Yaffe said the province is also monitoring variants of the virus, and has thus far located a total of 319 “variants of concern” cases across 15 different public health units. The vast majority of those are the B117 variant, which was first discovered in the U.K.

WATCH | Infectious disease specialist says Ontario needs to be very careful with reopening:

Loosen restrictions and reopen schools very carefully in Ontario to avoid an unnecessary lockdown, says infectious disease specialist Dr.

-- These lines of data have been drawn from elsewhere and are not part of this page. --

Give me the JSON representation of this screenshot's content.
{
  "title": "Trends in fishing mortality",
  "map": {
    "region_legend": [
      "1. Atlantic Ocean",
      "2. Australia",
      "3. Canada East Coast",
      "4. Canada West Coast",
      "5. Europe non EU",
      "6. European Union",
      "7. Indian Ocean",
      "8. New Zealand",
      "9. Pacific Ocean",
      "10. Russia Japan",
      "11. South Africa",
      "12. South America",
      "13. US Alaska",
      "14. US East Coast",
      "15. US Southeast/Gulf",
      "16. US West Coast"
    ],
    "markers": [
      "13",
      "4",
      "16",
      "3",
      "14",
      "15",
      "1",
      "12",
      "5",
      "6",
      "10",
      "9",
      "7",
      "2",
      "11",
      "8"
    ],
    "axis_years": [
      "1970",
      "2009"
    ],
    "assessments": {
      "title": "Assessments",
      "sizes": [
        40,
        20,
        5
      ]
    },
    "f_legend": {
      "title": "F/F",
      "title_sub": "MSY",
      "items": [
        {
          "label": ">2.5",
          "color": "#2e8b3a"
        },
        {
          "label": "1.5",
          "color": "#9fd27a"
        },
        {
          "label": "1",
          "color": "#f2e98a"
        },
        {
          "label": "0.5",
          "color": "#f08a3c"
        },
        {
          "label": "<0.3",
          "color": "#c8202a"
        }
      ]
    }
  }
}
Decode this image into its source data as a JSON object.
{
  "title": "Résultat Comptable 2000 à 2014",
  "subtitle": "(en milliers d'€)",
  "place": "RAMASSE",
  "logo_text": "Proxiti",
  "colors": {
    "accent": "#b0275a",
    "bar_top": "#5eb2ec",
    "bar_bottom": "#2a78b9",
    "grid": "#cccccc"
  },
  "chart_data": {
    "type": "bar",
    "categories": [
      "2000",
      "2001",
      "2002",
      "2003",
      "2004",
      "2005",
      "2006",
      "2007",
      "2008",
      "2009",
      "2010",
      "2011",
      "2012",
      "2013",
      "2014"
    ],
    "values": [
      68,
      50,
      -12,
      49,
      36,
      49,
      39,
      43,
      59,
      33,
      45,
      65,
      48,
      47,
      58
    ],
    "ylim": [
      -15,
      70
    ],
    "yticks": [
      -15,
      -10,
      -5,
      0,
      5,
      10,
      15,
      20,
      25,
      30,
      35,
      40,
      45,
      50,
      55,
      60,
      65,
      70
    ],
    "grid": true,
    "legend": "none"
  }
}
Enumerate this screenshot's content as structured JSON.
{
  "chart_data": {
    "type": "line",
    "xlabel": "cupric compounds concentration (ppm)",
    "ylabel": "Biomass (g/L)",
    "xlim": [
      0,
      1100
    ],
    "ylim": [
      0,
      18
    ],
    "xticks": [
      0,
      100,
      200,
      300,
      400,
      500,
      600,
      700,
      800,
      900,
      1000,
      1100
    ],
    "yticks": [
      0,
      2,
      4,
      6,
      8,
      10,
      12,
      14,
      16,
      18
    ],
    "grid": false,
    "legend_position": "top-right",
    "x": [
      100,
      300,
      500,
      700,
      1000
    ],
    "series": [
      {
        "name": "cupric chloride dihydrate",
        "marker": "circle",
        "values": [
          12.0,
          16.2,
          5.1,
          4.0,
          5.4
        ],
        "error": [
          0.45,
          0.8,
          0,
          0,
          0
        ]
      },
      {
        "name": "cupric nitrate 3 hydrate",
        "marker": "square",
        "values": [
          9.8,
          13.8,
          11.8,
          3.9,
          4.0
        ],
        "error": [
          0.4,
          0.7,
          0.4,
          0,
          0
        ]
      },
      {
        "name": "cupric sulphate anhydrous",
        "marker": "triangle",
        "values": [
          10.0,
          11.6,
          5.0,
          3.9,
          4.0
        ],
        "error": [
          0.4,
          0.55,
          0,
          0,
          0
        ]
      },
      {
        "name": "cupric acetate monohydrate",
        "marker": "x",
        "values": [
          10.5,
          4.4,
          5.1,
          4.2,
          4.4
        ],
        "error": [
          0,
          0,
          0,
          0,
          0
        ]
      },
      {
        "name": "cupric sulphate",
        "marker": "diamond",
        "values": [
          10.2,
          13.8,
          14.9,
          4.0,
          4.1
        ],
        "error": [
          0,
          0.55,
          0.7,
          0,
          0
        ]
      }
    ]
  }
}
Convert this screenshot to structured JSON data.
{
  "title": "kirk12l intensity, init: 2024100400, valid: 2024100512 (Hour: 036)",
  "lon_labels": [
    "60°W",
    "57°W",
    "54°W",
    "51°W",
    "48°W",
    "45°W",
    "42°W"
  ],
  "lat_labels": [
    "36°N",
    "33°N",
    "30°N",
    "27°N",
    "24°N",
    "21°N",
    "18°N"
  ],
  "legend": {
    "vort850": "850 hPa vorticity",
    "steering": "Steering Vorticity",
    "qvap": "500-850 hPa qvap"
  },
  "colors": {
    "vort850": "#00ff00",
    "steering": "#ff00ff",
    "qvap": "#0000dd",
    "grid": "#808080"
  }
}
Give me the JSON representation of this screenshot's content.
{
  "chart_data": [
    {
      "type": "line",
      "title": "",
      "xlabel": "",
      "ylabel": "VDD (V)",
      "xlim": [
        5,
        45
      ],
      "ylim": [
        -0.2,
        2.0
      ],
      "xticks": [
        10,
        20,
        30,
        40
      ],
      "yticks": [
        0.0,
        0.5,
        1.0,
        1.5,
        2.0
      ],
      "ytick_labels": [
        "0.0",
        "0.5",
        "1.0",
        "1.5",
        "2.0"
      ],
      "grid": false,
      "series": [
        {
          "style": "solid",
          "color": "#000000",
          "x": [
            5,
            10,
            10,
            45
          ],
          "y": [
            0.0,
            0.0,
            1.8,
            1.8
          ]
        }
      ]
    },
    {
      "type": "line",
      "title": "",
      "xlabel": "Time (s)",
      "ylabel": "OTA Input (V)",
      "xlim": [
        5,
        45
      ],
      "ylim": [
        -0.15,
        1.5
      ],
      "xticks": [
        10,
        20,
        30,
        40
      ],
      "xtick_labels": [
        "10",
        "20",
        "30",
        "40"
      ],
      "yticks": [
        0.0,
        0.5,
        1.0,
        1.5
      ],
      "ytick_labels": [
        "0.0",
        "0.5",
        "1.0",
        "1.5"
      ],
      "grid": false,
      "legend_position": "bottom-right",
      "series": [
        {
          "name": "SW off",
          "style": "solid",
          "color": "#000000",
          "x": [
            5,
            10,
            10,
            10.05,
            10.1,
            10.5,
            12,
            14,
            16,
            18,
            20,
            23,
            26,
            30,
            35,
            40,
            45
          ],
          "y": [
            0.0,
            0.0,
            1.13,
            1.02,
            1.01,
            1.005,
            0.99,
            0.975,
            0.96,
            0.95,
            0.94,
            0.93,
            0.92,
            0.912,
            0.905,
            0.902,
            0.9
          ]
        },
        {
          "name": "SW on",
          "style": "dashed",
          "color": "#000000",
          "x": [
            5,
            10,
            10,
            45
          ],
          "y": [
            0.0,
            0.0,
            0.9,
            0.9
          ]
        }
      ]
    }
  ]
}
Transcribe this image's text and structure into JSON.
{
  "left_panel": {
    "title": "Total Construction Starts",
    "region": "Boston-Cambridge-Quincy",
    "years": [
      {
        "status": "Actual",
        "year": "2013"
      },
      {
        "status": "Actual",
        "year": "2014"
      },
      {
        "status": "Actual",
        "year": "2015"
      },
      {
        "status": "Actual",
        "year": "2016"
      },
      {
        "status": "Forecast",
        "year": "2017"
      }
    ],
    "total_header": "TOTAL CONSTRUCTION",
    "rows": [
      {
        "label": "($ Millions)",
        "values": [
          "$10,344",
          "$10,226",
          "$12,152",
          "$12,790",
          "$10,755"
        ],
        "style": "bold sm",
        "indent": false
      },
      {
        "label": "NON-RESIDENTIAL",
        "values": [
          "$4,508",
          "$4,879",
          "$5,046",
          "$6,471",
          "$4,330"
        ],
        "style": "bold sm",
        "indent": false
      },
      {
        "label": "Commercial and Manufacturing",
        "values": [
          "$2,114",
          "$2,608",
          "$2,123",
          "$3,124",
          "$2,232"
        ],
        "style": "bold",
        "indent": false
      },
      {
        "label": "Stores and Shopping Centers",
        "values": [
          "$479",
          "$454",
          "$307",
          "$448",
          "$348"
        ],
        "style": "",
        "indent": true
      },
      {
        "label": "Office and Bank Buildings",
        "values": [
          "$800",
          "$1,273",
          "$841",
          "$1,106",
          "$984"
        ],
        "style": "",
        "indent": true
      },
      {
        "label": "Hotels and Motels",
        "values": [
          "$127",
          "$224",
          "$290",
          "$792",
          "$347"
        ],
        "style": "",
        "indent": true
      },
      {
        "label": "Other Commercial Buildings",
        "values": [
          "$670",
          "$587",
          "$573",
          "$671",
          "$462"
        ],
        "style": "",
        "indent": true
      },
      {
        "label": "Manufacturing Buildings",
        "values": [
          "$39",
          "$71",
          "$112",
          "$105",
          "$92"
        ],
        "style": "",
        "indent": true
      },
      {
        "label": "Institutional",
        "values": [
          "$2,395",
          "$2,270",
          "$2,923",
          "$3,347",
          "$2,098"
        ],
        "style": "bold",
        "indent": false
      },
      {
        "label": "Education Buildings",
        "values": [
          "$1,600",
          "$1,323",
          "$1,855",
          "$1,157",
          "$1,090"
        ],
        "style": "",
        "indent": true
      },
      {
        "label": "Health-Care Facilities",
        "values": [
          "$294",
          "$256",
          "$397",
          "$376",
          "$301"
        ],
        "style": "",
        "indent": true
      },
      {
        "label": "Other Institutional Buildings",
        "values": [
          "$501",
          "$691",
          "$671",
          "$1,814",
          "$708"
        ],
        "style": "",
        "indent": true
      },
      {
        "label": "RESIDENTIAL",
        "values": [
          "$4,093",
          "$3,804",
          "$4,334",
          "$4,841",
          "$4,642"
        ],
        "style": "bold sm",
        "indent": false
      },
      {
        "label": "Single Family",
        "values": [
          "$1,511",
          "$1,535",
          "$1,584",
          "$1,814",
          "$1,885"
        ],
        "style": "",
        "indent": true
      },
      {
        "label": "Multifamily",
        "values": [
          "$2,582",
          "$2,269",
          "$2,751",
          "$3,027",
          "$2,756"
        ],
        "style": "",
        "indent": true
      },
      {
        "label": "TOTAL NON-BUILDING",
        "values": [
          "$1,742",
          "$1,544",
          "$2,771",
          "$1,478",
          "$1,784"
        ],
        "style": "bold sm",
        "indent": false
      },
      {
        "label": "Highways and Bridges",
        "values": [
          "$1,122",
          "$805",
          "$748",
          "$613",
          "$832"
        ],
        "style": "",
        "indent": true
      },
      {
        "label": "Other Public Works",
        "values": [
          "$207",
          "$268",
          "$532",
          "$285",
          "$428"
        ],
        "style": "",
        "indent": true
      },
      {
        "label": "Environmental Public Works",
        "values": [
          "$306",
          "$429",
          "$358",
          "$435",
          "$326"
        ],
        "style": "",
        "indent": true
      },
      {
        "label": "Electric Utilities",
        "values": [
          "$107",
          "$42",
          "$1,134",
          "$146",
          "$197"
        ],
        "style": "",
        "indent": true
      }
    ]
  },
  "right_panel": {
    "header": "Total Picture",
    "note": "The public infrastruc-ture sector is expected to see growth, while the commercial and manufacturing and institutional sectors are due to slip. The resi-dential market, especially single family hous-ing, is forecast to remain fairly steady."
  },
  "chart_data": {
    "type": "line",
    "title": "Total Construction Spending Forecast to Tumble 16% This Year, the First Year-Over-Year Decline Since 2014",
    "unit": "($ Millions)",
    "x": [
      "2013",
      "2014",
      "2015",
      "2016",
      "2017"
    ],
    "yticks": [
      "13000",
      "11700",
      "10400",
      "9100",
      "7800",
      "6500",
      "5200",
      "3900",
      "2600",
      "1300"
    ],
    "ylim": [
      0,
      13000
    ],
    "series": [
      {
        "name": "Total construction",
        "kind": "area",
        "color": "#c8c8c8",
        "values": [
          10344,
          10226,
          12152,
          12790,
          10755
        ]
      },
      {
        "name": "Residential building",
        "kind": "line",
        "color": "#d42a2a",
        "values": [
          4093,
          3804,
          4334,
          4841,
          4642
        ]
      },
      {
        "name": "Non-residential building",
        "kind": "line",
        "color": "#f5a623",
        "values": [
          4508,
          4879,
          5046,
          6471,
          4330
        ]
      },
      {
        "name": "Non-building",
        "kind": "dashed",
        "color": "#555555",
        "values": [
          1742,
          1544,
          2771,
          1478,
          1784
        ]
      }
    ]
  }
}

Isaac Bogoch. 2:45

Meanwhile, a stay-at-home order lifts for 27 Ontario public health units today.

Those areas will now return to the province’s COVID-19 colour-coded tiered ranking system used prior to the provincewide lockdown, which began on Boxing Day.

In the midst of the reopenings, NDP Leader Andrea Horwath says Premier Doug Ford is ignoring the advice of medical experts who have warned of a possible third wave if stay-at-home orders don’t remain in place.

But Ford says the government won’t hesitate to use an “emergency brake” to swiftly move regions back into lockdown if COVID-19 cases spike.

Yaffe said Tuesday that the province will examine things like the amount of variant activity, percent positivity and cases per 100,000 people when considering whether or not to use that “emergency brake.”

Toronto, Peel Region, York Region and North Bay Parry Sound are set to remain under the stay-at-home order until at least Feb. 22.

Niagara Region will be the only region in the grey-lockdown zone — the most strict level — which allows businesses to open at 25 per cent capacity.

The rest of the regions, most of them outside the Greater Toronto Area, fall elsewhere along the scale that moves from red — the second-most strict level — through green, with lighter restrictions on businesses and gatherings at each stage.

Three health units — Hastings Prince Edward; Kingston, Frontenac and Lennox and Addington; and Renfrew County — returned to the green zone of the framework last week.